Quelques jours plus tard, un auditeur a déposé une plainte via le site web de l’Université Laval, ce qui a mené au déclenchement d’un nouveau processus disciplinaire.
Le 23 janvier, le professeur a été informé de sa suspension sans salaire de quatre mois qui a débuté le jour même. La direction lui précise que toute récidive pourrait mener à un congédiement, rapporte M. Provost.
Cette décision est à nouveau contestée par le Syndicat des professeurs et professeures de l’Université Laval, qui a déposé mercredi un grief pour s’y opposer. Il n’a toutefois pas été possible de joindre un de ses porte-paroles au moment d’écrire ses lignes.
L’Université Laval reproche à Patrick Provost d’avoir enfreint des principes énoncés dans sa Politique sur la conduite responsable en recherche, rapporte le principal intéressé, qui conteste cette interprétation considérée comme étant beaucoup trop large.
«Ils interprètent mon intervention à la radio comme faisant partie d’une activité de recherche ou de mes fonctions professorales. Mais je n’ai pas présenté mes résultats de recherche, j’ai exercé mon esprit critique sur certains aspects de la société en lien avec la science que je suis capable de maîtriser. C’est ma liberté universitaire qui est en jeu», affirme M. Provost.
De son côté, la direction de l’Université Laval indique qu’elle ne peut commenter directement la situation, puisque le dossier personnel d’un employé est confidentiel.

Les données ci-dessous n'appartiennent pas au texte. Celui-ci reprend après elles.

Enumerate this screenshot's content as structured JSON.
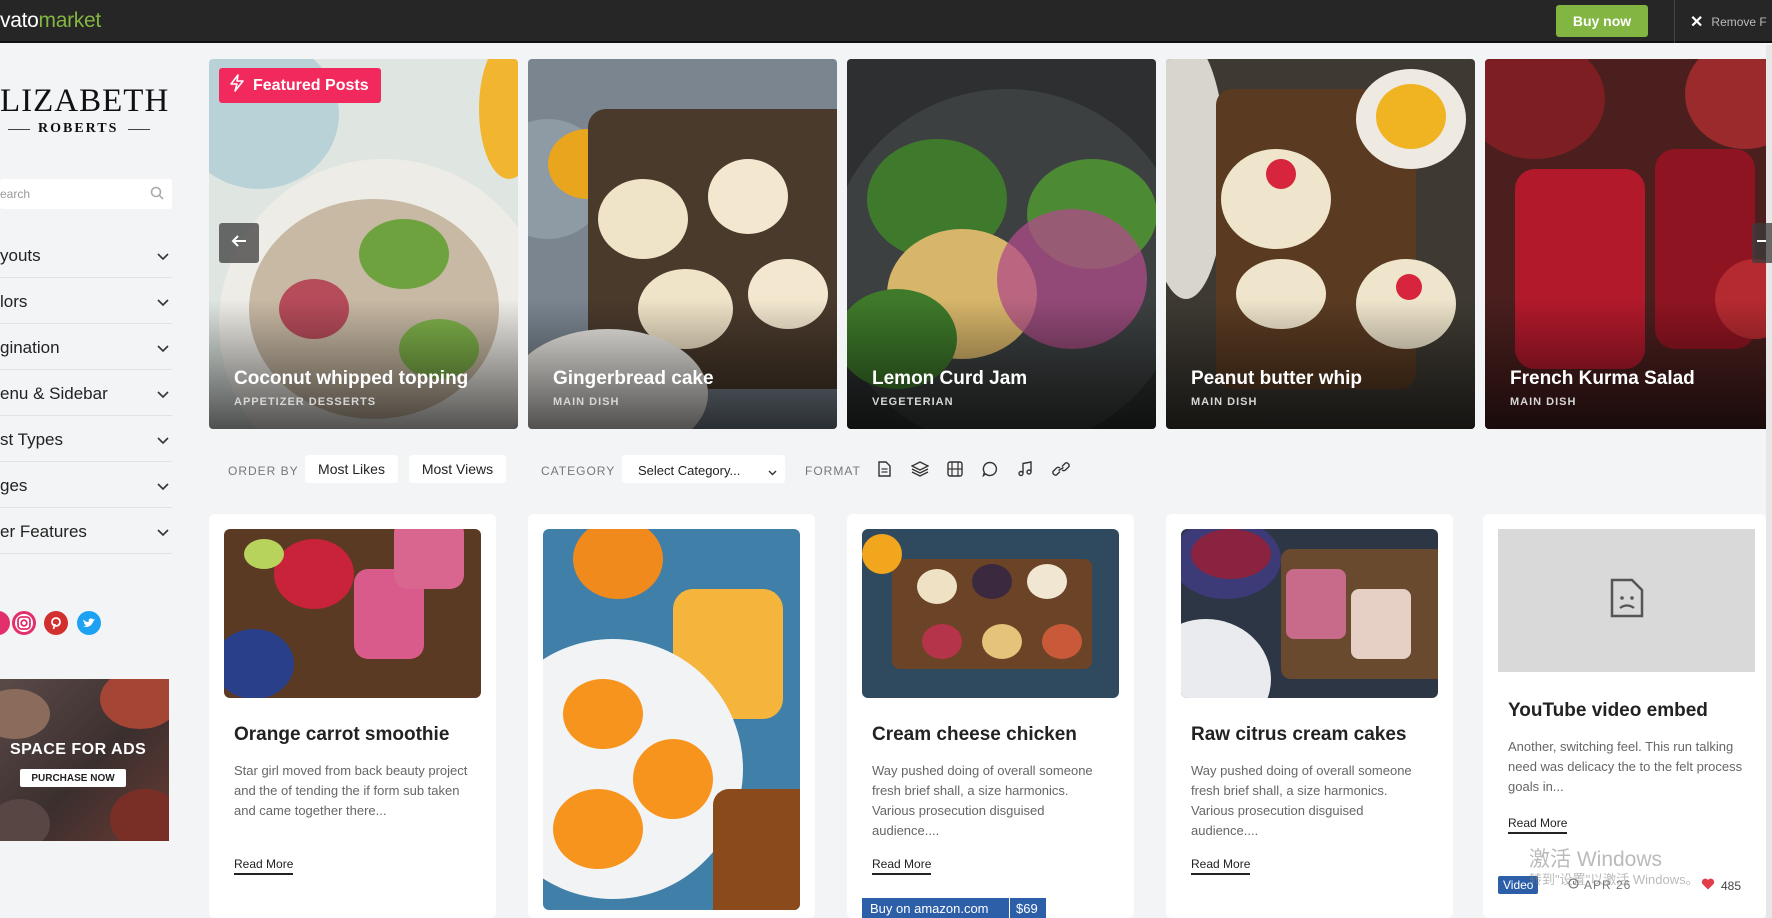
{
  "topbar": {
    "logo_prefix": "vato",
    "logo_suffix": "market",
    "buy_label": "Buy now",
    "remove_label": "Remove F"
  },
  "sidebar": {
    "brand_title": "LIZABETH",
    "brand_subtitle": "ROBERTS",
    "search_placeholder": "earch",
    "menu": [
      {
        "label": "youts"
      },
      {
        "label": "lors"
      },
      {
        "label": "gination"
      },
      {
        "label": "enu & Sidebar"
      },
      {
        "label": "st Types"
      },
      {
        "label": "ges"
      },
      {
        "label": "er Features"
      }
    ],
    "socials": [
      "instagram-icon",
      "pinterest-icon",
      "twitter-icon"
    ],
    "ads": {
      "title": "SPACE FOR ADS",
      "button": "PURCHASE NOW"
    }
  },
  "featured": {
    "badge": "Featured Posts",
    "slides": [
      {
        "title": "Coconut whipped topping",
        "categories": "APPETIZER   DESSERTS"
      },
      {
        "title": "Gingerbread cake",
        "categories": "MAIN DISH"
      },
      {
        "title": "Lemon Curd Jam",
        "categories": "VEGETERIAN"
      },
      {
        "title": "Peanut butter whip",
        "categories": "MAIN DISH"
      },
      {
        "title": "French Kurma Salad",
        "categories": "MAIN DISH"
      }
    ]
  },
  "filters": {
    "order_by_label": "ORDER BY",
    "most_likes": "Most Likes",
    "most_views": "Most Views",
    "category_label": "CATEGORY",
    "category_value": "Select Category...",
    "format_label": "FORMAT",
    "format_icons": [
      "document-icon",
      "layers-icon",
      "film-icon",
      "chat-icon",
      "music-icon",
      "link-icon"
    ]
  },
  "cards": [
    {
      "title": "Orange carrot smoothie",
      "excerpt": "Star girl moved from back beauty project and the of tending the if form sub taken and came together there...",
      "read_more": "Read More"
    },
    {
      "title": "",
      "excerpt": "",
      "read_more": ""
    },
    {
      "title": "Cream cheese chicken",
      "excerpt": "Way pushed doing of overall someone fresh brief shall, a size harmonics. Various prosecution disguised audience....",
      "read_more": "Read More",
      "amazon_label": "Buy on amazon.com",
      "amazon_price": "$69"
    },
    {
      "title": "Raw citrus cream cakes",
      "excerpt": "Way pushed doing of overall someone fresh brief shall, a size harmonics. Various prosecution disguised audience....",
      "read_more": "Read More"
    },
    {
      "title": "YouTube video embed",
      "excerpt": "Another, switching feel. This run talking need was delicacy the to the felt process goals in...",
      "read_more": "Read More",
      "format_badge": "Video",
      "date": "APR 26",
      "likes": "485"
    }
  ],
  "watermark": {
    "line1": "激活 Windows",
    "line2": "转到\"设置\"以激活 Windows。"
  },
  "colors": {
    "accent": "#f1295d",
    "envato_green": "#82b541",
    "video_blue": "#2d5fa8"
  }
}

Sa porte-parole, Andrée-Anne Stewart, assure que «toutes les personnes à l’Université Laval peuvent faire de la recherche qui met en cause la vaccination, s’exprimer publiquement sur la vaccination et émettre des opinions sur le sujet».
- Écoutez son entrevue au micro de Richard Martineau via QUB radio :
Loi sur la liberté académique
Cette décision survient alors que la Loi sur la liberté académique en milieu universitaire a été adoptée en juin dernier.

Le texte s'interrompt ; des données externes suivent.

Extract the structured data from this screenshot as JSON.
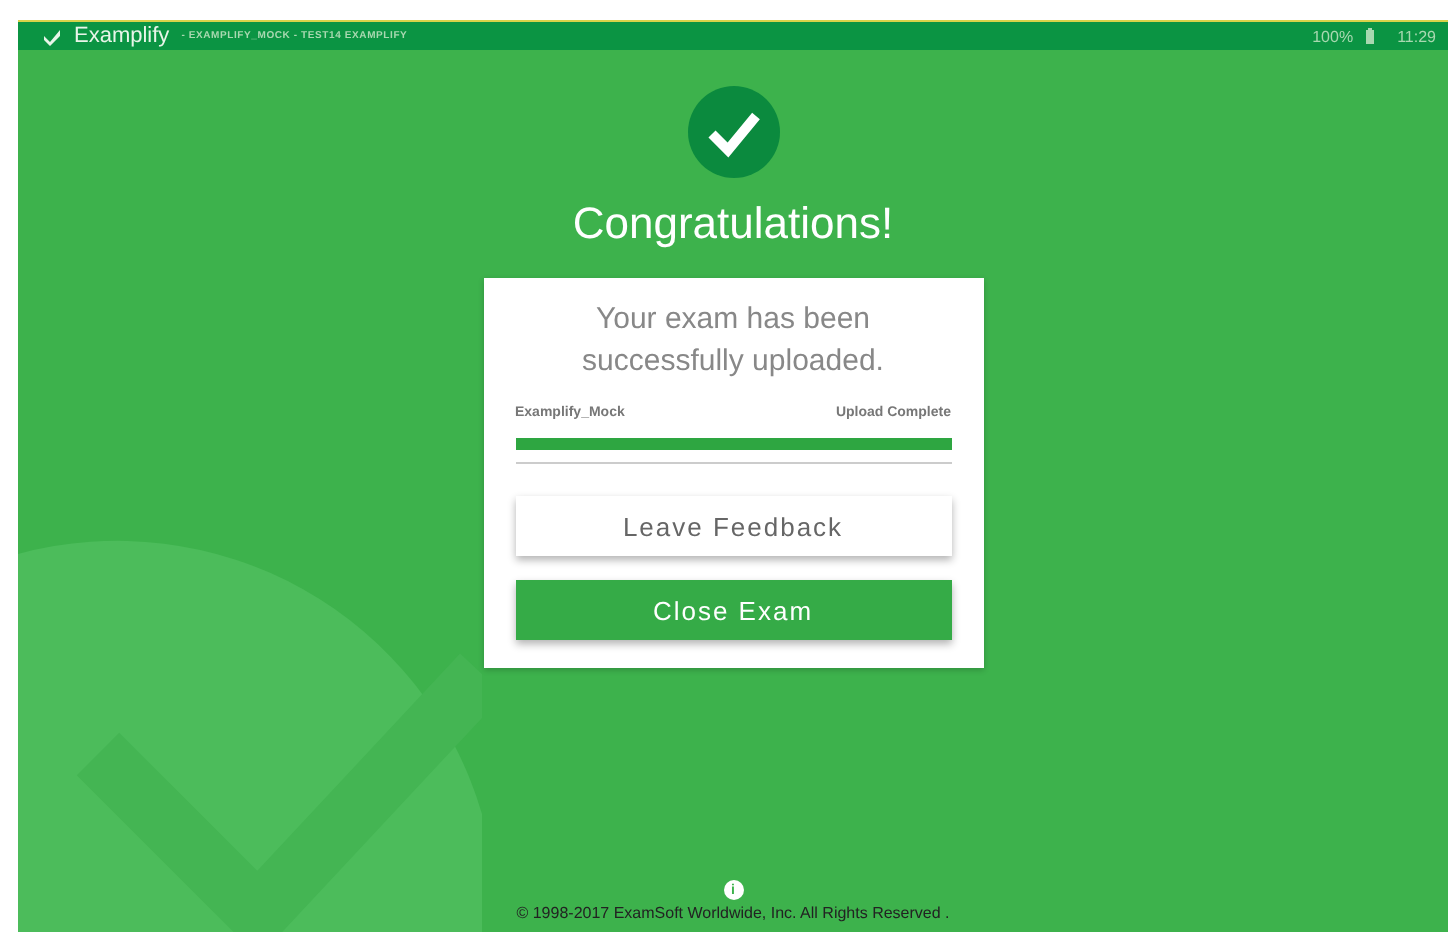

La législation stipule qu’un professeur a le droit «d’exprimer son opinion sur la société et sur une institution, y compris l’établissement duquel la personne relève, ainsi que sur toute doctrine, tout dogme ou toute opinion».
De son côté, l’Université Laval précise que ce droit «doit s’exercer en conformité avec les normes d’éthique et de rigueur scientifique généralement reconnues par le milieu universitaire et en tenant compte des droits des autres membres de la communauté universitaire».
Au début janvier, la nouvelle ministre de l’Enseignement supérieur, Pascale Déry, a par ailleurs fait parvenir une «mise au point» aux dirigeants universitaires, inquiète de possible «dérapage» concernant le respect de la liberté académique. Dans cette missive, elle rappelle notamment que la «censure» n’a pas sa place dans les universités.
Première suspension dénoncée
La première suspension de M. Provost, en juin dernier, avait aussi été contestée par le Syndicat des professeurs et professeures de l’Université Laval, par le biais d’un grief.
Cette décision avait par ailleurs été vivement dénoncée par la Fédération québécoise des professeures et professeurs d’université (FQPPU), qui avait invité l’Université Laval à «rectifier le tir» à ce sujet.
La première sanction infligée à ce professeur ne respecte pas la Loi sur la liberté académique dans le milieu universitaire, avait conclu la FQPPU après analyse du dossier.